Just two minutes remain before they take the field, Chief Keef’s My Baby plays throughout the locker room to get the team going. My Baby subsides and the Cardinals are introduced as they run onto the field. Dunner jogs to the opposite end zone, takes a knee, says a prayer to thank God for the ability to play football and finally heads to the sideline. It’s gametime.
Dunner’s touchdown isn’t enough to help Ball State keep pace with Toledo. The Cardinals lose their fifth straight game, a challenging reality for Dunner.
“I’ve never been through anything like this before,” Dunner said. “But I talk to my mom a lot and tell her that it’s hard. She always tells me to keep my head up and that things could be a lot worse.”
The exchanges with his mom help him keep a positive mindset.
“Guys this year know what it feels like to lose. That’ll help us down the road. We’ve got some guys down right now, but we are going to be a lot better team next year.”
As Dunner walks into the locker room, he doesn’t say much and listens to Coach Neu’s postgame speech.

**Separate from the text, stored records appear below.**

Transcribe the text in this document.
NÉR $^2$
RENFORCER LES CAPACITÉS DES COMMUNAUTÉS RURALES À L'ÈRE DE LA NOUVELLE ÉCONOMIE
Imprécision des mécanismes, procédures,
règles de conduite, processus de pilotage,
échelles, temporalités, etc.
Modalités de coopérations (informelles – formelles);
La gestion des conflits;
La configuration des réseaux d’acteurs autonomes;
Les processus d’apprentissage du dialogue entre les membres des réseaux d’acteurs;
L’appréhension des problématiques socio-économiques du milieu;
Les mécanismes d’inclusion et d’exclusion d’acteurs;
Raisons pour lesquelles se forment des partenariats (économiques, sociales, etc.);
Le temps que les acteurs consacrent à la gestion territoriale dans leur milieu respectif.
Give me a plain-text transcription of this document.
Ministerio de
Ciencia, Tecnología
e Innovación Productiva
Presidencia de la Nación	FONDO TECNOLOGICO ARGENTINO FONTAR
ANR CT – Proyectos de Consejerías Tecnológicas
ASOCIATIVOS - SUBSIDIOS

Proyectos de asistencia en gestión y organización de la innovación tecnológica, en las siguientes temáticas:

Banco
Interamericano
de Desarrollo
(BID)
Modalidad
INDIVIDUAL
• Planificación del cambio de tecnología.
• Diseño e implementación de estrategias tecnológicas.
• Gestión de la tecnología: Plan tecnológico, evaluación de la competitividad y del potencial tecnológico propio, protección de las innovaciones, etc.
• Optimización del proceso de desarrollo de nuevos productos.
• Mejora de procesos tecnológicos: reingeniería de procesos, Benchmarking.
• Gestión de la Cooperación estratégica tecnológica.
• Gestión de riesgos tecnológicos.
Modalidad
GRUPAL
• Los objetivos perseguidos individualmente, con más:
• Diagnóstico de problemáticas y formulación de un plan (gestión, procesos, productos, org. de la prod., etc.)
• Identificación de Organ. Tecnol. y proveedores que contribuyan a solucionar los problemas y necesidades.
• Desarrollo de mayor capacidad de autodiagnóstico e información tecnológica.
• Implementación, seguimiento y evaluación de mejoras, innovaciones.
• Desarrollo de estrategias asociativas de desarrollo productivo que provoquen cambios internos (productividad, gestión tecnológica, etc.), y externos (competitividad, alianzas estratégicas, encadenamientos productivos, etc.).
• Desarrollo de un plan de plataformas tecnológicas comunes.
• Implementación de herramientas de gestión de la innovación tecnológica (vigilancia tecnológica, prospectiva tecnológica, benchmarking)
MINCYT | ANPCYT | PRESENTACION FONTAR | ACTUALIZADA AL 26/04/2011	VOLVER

“He talked about the team staying together,” Dunner said. “That’s been a big emphasis around here lately since things haven’t been going our way. Things aren’t going to always go your way…that’s life. But we’re trying to stick together as a team and have a positive attitude around here. Things could be a lot worse. There’s people that can’t walk anywhere, and we’re the lucky ones because we get to play football. Win or lose, we’re lucky to play football.”
Dunner takes Neu’s message with him as he leaves to get a Big Mac at McDonalds. He gets home, but can’t fall asleep with the adrenaline of the game still running through him. Dunner watches Netflix to clear his mind and eventually drifts off to sleep around 3 a.m.
For Dunner, each week his pregame and postgame processes have their different nuances. Consistency is also present throughout the season. But, the primary constant for Dunner is a new chance to compete and another chance to get “Dialed In”.